На пороге явилась еще одна Милица — весенняя.
Она остановилась, вперив невидящий взор в пустоту.
— Вот что это значит, государь, — объявил Рукосил.
Прозрачная накидка на голове вошедшей соскользнула с гладко уложенных волос и, не зацепившись на плечах, упала на пол. Женщина не шелохнулась, чтобы ее удержать.
Другая Милица, напоминавшая жаркое лето, вышла из неподвижности и шагнула навстречу двойнику. С налету, всей хлесткой пястью отвесила она вдруг жесточайшую оплеуху. Весенняя пугливо дернулась под ударом.
В осевшей тишине прозвучал голос Рукосила:
— Какая непринужденность!
— Теперь я понимаю, да! Теперь понимаю, — пробормотал Любомир, хотя растерянный, ошеломленный вид его служил ненадежным доказательством такого обязывающего заявления.
Теперь, когда обе Милицы стояли друг против друга — одна с горящими глазами, хищно раздувая крылья носа, другая — бесчувственно обомлев, — теперь разительная противоположность двух Милиц была совершенно очевидна. Так же как и полное телесное сходство женщин.
Приоткрыв рот, Любомир переводил взгляд с одной на другую.
— Сестры, — сказал он полуутвердительно.
— Нет, — возразил Рукосил. — Хуже, государь.

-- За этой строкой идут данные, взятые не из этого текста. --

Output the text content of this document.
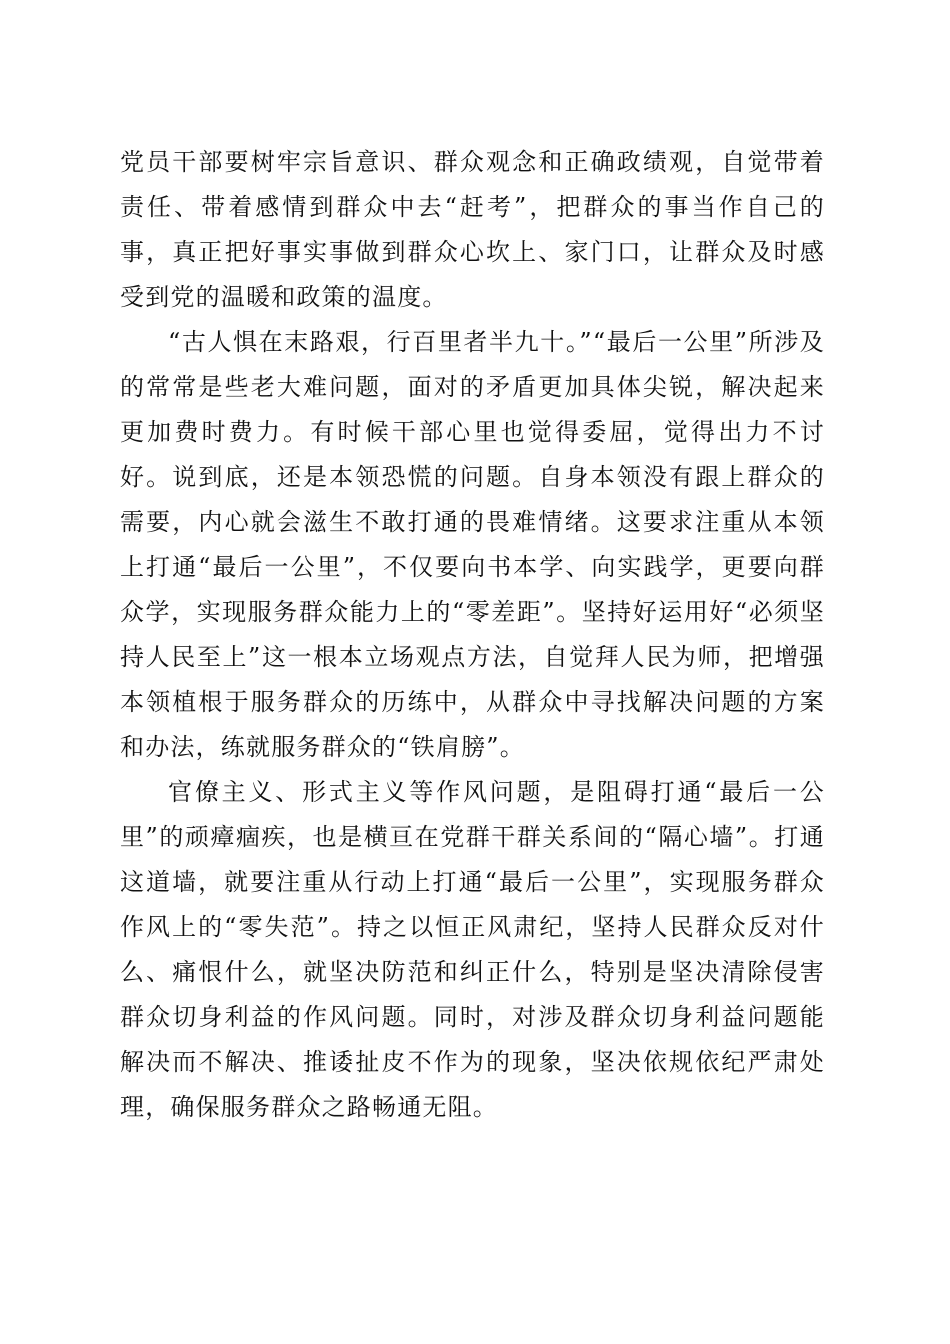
党员干部要树牢宗旨意识、群众观念和正确政绩观，自觉带着责任、带着感情到群众中去“赶考”，把群众的事当作自己的事，真正把好事实事做到群众心坎上、家门口，让群众及时感受到党的温暖和政策的温度。

“古人惧在末路艰，行百里者半九十。”“最后一公里”所涉及的常常是些老大难问题，面对的矛盾更加具体尖锐，解决起来更加费时费力。有时候干部心里也觉得委屈，觉得出力不讨好。说到底，还是本领恐慌的问题。自身本领没有跟上群众的需要，内心就会滋生不敢打通的畏难情绪。这要求注重从本领上打通“最后一公里”，不仅要向书本学、向实践学，更要向群众学，实现服务群众能力上的“零差距”。坚持好运用好“必须坚持人民至上”这一根本立场观点方法，自觉拜人民为师，把增强本领植根于服务群众的历练中，从群众中寻找解决问题的方案和办法，练就服务群众的“铁肩膀”。

官僚主义、形式主义等作风问题，是阻碍打通“最后一公里”的顽瘴痼疾，也是横亘在党群干群关系间的“隔心墙”。打通这道墙，就要注重从行动上打通“最后一公里”，实现服务群众作风上的“零失范”。持之以恒正风肃纪，坚持人民群众反对什么、痛恨什么，就坚决防范和纠正什么，特别是坚决清除侵害群众切身利益的作风问题。同时，对涉及群众切身利益问题能解决而不解决、推诿扯皮不作为的现象，坚决依规依纪严肃处理，确保服务群众之路畅通无阻。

Много хуже.
Двусмысленные эти слова отозвались в смежном покое звоном железа — в зал ввалилась стража. Латников вел благообразный бородатый малый с важной строгостью во взоре. Это и был, очевидно, начальник стражи сотник Дермлиг. Вместо шлема голову его покрывала шапочка с перекрученным страусовым пером, торчащим назад на длину вытянутой руки. Легкий полудоспех, казалось, служил изящным дополнением к яркому наряду: из-под железных пластин с золотой насечкой выбивались разрезы и ленты.
Начальник стражи сжимал в руке сложенный пергамент. И словно запнулся — когда обнаружил перед собой двух мало чем отличных государынь. Еще сделал он крошечный шажок и развернул указ, чтобы свериться с полученным распоряжением. Приказания содержались на обеих сторонах листа.
— Действуйте, Дермлиг! — с тихим злорадством в голосе сказал великий князь.